- Improved as-pressed and sintered part densification due to higher consolidation pressures (>50 tsi and up to 100-150 tsi) than possible by conventional methods leading to superior mechanical properties/high temperature resistance with higher structural integrity
- No admixed binder chemicals in powders needed for consolidation
- Tailor-made near/net shape parts fabrication with unique ability to consolidate broad spectrum of difficult-to-press powders of various sizes and morphologies (e.g., macro, micro and nano)
- Significant reduction in materials wastages, improvement in materials properties, novel materials development, microstructural grain size control
- Ability to manufacture single/layered structures
- Scalability and Cost Effectiveness for production scale manufacturing
- Zero defect execution
Potential applications for aerospace, energy and other commercial industries include lightweight composite parts, propulsion components, thrusters, valve components, bearing liners, erosion resistant thermal protection/heat shield tiles, high permeability magnets, advanced insulators, refractory carbide/metal components, hypersonic seal components, interconnects for fuel cells, wear/corrosion resistant tribological components.
Karthik Nagarathnam, PhD
Company: Utron Kinetics LLC
Position/Program Responsibility: Senior Materials Scientist/Manager-Materials Research
Education: Ph.D. Mechanical Engineering (University of Illinois-Urbana Champaign)
Principal Investigator (PI) - Dr. Karthik Nagarathnam, Senior Materials Scientist Dr. Nagarathnam is Kinetics’ Senior Materials Scientist and Manager of Materials Research. He is involved in materials science/engineering aspects, powder materials design/development, mechanical/tribological/high temperature properties, fracture/failure analysis, competitive manufacturing processes, and process optimization for CDC processing.
He is also a Principal Investigator for Kinetics’ award winning SBIR/STTR projects (MDA, OSD/ONR, DARPA, DOE, NAVY, ARMY, NASA) and a contributing scientist for other commercial and DoD project developments for Kinetics. He has been the Senior Lead Scientist for SM3 materials development and characterization through several MDA SBIR/STTR programs and production programs. Dr. Nagarathnam’s PhD work on Materials for Advanced Tribological Applications was supported by NSF at UIUC and UC Berkeley through the NSF Career Achievement Young Investigator Award of his advisor Dr. Kyriakos Komvopoulos who is at UC Berkley now.
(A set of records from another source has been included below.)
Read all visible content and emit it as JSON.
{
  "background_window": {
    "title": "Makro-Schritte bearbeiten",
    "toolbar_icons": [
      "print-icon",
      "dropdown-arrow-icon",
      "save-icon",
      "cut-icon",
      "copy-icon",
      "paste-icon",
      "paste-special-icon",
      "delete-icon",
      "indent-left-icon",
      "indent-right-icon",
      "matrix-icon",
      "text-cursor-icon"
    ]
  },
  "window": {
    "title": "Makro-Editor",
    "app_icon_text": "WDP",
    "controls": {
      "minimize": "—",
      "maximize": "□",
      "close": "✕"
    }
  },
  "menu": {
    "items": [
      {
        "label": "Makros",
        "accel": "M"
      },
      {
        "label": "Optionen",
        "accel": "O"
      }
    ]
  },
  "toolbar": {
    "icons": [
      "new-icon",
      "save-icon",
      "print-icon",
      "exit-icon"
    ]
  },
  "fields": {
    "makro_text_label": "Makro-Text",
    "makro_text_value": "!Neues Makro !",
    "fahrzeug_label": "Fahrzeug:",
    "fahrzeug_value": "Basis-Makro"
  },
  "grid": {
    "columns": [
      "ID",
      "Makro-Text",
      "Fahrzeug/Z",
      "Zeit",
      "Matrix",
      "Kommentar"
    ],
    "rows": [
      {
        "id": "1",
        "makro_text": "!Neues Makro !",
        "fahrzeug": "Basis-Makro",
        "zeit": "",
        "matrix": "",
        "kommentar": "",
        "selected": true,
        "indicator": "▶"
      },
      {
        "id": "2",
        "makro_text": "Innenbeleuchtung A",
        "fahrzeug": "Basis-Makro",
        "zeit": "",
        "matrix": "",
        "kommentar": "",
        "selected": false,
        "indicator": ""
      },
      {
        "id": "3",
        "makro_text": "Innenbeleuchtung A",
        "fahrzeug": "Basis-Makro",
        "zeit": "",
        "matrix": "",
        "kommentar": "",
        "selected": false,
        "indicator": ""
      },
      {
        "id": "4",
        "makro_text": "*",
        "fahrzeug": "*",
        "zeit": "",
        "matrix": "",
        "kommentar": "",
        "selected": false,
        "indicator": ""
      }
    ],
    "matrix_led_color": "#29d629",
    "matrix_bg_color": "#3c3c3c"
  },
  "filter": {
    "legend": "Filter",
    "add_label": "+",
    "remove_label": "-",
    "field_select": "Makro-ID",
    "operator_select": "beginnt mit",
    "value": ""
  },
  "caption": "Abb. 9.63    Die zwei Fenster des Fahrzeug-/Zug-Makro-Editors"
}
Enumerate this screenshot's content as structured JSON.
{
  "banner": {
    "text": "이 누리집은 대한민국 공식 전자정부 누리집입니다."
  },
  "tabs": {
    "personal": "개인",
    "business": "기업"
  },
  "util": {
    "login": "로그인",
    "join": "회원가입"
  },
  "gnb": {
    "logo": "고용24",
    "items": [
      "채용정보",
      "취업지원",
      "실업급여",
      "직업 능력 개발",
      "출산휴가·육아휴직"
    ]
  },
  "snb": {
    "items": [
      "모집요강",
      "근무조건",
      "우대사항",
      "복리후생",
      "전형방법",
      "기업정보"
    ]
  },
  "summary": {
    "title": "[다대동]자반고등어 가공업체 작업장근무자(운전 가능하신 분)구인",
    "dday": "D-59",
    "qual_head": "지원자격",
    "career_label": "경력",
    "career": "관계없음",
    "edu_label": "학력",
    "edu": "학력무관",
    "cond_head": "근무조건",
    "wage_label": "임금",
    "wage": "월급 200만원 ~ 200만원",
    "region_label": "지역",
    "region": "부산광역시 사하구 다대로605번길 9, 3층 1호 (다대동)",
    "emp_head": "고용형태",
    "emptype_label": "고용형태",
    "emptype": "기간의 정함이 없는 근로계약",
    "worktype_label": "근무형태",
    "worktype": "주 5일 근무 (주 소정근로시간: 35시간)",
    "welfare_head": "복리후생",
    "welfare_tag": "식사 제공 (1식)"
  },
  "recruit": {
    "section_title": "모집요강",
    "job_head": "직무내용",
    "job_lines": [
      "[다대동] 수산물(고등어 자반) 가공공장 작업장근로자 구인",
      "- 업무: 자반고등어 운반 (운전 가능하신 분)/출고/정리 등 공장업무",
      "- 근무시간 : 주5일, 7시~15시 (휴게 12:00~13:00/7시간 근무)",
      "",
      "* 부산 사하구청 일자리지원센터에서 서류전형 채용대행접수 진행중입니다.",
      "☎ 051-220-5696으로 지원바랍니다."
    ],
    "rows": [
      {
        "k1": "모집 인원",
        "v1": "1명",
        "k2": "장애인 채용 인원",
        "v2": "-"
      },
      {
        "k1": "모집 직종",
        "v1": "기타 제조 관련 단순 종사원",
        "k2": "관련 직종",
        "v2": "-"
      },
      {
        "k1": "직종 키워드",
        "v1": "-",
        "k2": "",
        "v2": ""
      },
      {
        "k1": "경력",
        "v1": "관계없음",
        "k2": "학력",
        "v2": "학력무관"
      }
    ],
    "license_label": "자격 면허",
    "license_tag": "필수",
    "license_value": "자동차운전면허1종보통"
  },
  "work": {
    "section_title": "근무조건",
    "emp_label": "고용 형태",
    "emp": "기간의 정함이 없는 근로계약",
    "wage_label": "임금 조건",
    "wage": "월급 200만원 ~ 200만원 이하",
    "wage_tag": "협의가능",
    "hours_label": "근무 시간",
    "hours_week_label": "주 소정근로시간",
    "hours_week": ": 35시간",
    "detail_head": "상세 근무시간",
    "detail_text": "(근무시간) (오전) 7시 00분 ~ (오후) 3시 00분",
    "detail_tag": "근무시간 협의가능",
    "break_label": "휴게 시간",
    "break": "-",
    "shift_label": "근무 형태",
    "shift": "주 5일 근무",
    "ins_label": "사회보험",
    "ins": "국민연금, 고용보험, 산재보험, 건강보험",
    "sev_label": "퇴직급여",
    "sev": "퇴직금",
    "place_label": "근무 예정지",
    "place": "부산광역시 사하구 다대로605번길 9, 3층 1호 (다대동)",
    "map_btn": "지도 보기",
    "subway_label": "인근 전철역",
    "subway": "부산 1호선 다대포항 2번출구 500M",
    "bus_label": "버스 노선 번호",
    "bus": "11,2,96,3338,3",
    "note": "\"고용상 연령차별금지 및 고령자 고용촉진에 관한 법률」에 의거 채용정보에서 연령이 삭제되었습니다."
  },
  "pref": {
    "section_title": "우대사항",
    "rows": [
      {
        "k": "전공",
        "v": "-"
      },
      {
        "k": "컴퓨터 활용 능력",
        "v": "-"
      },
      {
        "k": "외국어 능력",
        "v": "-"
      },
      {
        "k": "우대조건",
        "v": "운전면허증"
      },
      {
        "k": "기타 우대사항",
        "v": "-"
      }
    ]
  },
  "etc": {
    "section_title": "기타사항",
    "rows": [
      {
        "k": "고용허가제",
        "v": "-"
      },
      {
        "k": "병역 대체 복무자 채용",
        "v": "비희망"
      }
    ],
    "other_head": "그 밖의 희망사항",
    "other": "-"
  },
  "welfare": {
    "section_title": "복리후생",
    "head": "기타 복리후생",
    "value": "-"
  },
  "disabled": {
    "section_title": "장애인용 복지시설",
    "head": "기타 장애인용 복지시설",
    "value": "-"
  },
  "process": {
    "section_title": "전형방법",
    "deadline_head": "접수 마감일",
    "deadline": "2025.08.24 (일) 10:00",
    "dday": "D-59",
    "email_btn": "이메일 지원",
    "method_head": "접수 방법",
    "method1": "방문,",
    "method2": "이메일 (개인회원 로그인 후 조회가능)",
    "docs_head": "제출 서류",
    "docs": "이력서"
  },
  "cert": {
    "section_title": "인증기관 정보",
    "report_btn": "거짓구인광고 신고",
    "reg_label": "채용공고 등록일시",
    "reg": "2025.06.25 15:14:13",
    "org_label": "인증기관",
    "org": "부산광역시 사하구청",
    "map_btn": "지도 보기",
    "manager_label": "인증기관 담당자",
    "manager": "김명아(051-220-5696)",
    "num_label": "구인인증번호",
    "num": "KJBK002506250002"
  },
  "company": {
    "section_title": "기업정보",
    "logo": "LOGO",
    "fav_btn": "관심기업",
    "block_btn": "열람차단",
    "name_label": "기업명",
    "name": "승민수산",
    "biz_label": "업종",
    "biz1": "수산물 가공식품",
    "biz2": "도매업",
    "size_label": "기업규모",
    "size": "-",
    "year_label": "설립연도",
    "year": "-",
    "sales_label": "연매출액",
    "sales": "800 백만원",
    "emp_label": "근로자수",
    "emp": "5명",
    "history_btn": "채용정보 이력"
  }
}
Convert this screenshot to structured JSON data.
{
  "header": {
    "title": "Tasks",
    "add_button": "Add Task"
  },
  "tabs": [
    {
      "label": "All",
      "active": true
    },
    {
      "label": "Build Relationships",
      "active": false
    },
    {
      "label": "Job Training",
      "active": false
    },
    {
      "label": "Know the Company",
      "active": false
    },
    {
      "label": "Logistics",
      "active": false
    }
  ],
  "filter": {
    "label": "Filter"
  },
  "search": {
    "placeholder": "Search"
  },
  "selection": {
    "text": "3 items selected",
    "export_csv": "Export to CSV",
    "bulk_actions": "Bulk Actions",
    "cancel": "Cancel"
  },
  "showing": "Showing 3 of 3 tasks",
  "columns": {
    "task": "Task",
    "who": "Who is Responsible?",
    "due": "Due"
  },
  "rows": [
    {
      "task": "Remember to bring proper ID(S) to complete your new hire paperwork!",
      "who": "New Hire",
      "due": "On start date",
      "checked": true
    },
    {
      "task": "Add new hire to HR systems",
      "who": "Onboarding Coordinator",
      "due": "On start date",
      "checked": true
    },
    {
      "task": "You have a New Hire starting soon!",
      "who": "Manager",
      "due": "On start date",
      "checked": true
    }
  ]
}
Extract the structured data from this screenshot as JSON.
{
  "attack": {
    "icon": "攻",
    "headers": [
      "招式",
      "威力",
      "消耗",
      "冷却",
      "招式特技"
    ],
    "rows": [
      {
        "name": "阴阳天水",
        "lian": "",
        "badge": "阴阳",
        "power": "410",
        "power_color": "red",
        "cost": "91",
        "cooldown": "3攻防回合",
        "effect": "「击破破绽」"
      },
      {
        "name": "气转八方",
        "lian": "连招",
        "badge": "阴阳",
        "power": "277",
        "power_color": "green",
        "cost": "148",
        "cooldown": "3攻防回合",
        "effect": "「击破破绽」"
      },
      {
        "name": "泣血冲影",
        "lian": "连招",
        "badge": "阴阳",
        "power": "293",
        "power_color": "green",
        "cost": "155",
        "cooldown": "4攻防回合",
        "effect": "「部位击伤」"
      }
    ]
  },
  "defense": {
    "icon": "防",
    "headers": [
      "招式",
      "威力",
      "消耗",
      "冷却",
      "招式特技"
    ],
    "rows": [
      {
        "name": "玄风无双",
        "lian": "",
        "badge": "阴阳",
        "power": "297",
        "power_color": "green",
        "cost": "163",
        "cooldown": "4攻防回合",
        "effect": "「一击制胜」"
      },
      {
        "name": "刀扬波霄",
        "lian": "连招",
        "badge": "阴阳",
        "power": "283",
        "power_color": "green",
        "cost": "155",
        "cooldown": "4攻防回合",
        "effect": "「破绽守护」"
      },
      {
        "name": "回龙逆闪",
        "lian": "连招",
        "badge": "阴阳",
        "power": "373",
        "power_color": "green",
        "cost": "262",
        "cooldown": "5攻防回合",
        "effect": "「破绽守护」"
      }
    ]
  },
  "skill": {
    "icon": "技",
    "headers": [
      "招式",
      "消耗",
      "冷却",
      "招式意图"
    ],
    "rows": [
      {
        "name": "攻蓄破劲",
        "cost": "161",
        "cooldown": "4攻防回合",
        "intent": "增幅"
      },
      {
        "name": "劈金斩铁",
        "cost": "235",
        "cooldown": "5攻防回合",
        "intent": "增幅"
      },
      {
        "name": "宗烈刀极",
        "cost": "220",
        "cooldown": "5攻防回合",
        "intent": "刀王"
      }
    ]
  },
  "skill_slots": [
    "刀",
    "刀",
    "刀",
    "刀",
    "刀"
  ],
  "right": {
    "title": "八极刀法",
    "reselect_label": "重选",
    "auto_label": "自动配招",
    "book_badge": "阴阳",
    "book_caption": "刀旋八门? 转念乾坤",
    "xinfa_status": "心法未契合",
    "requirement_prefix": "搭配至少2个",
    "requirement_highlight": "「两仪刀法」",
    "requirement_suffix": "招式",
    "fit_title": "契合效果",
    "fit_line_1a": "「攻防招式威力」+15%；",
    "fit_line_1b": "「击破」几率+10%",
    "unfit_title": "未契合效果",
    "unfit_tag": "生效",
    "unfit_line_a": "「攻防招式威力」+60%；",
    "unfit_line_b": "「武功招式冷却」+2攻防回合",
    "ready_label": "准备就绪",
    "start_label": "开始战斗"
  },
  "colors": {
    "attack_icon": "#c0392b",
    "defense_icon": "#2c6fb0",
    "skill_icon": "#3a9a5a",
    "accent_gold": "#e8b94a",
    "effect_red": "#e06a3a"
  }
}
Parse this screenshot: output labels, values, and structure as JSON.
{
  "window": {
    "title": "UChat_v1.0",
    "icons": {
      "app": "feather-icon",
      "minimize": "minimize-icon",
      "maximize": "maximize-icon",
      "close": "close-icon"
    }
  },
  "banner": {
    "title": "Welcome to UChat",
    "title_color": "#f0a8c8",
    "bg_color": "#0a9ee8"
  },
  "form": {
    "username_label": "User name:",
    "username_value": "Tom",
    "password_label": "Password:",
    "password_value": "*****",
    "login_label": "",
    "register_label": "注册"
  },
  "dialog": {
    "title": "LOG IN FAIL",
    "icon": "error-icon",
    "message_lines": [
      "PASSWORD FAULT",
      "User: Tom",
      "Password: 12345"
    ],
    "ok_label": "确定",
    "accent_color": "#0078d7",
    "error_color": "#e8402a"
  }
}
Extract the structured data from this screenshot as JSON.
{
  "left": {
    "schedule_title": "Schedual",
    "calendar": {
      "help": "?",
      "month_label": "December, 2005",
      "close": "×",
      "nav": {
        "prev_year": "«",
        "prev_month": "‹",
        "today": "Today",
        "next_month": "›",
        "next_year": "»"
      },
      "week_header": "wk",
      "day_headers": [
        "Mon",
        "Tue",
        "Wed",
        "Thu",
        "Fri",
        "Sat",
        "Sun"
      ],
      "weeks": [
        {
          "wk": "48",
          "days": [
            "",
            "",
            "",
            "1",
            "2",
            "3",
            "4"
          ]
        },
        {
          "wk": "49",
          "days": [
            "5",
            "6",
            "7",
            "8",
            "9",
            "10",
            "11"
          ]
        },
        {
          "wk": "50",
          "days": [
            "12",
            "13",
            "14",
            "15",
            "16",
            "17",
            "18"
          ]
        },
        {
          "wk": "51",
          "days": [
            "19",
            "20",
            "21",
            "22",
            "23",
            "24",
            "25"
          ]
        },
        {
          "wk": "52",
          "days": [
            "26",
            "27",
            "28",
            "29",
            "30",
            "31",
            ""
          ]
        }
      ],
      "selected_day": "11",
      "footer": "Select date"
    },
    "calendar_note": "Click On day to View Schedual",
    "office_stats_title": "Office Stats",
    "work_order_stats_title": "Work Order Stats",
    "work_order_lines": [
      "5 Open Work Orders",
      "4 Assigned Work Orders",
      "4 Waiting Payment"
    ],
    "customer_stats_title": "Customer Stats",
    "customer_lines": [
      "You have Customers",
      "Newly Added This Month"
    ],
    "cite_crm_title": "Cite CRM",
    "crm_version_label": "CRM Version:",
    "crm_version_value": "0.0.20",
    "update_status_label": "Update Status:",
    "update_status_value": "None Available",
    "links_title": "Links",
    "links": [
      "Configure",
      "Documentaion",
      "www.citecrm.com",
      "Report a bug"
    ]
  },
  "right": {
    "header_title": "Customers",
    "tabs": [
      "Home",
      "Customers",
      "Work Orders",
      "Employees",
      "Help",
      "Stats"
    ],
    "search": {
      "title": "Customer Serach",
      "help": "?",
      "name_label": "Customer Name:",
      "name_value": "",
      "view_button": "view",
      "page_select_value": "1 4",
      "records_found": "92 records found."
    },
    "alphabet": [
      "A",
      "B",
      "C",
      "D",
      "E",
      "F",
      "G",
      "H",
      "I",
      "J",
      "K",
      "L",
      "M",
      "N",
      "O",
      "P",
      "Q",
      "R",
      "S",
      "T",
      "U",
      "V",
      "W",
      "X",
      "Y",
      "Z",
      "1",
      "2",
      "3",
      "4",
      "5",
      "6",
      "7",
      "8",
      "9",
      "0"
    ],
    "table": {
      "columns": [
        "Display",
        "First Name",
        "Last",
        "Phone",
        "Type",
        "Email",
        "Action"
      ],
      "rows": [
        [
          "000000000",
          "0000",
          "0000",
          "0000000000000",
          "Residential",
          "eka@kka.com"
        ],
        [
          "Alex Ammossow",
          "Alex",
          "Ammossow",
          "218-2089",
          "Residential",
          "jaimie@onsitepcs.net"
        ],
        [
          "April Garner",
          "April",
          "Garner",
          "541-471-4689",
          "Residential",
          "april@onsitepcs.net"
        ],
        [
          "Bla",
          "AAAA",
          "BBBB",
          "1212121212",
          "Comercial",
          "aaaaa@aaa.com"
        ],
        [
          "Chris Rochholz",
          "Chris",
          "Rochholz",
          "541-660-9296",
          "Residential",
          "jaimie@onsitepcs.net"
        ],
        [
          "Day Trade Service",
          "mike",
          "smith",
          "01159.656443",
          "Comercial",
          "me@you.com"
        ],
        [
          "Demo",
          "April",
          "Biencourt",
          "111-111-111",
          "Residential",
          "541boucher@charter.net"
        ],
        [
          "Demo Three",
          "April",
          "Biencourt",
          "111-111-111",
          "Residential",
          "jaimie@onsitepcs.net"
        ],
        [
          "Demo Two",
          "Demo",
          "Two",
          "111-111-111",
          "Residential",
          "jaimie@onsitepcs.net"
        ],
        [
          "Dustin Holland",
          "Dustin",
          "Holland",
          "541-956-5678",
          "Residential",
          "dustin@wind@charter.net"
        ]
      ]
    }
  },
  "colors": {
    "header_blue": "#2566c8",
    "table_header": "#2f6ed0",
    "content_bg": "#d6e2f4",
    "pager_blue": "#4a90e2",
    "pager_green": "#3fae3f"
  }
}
At Utron Kinetics, he has also won NSF Goali award previously with Virginia Tech for advanced materials for armor ceramics. His Ph. D. in Mechanical Engineering is from the University of Illinois at Urbana Champaign (UIUC) in 1994 and pre-doctoral/post-doctoral research/teaching at the University of California at Berkeley (1990-94), UIUC (1994-1996), University of Michigan (1996-1999), and Old Dominion University ARC/ME Dept. (1999-2001) respectively.
Further, Dr. Nagarathnam has also been actively involved with Jefferson Lab and DOE SBIR projects previously as an R&D/Engineering Consultant. His credentials include several research papers, teaching awards & seminars in various Universities, Industries/Conferences. He has also worked on research projects from MDA, OSD/ONR. NSF, NASA, DOE, DOD-ARPA, North American Hoganas, Ford, GM-Delphi Packard Electric, Caterpillar /Solar Turbine, John Deere, Siemens Automotive, NASA Langley Research Center, Jefferson Lab, Bloom Energy, General Dynamics, GE-Aerospace, Osensa. He is a member of ASM and APMI International. Dr. Nagarathnam is also an elected member of engineering honor societies such as Tau Beta Pi, Pi Tau Sigma, Phi Kappa Phi, and Alpha Nu Sigma in the USA.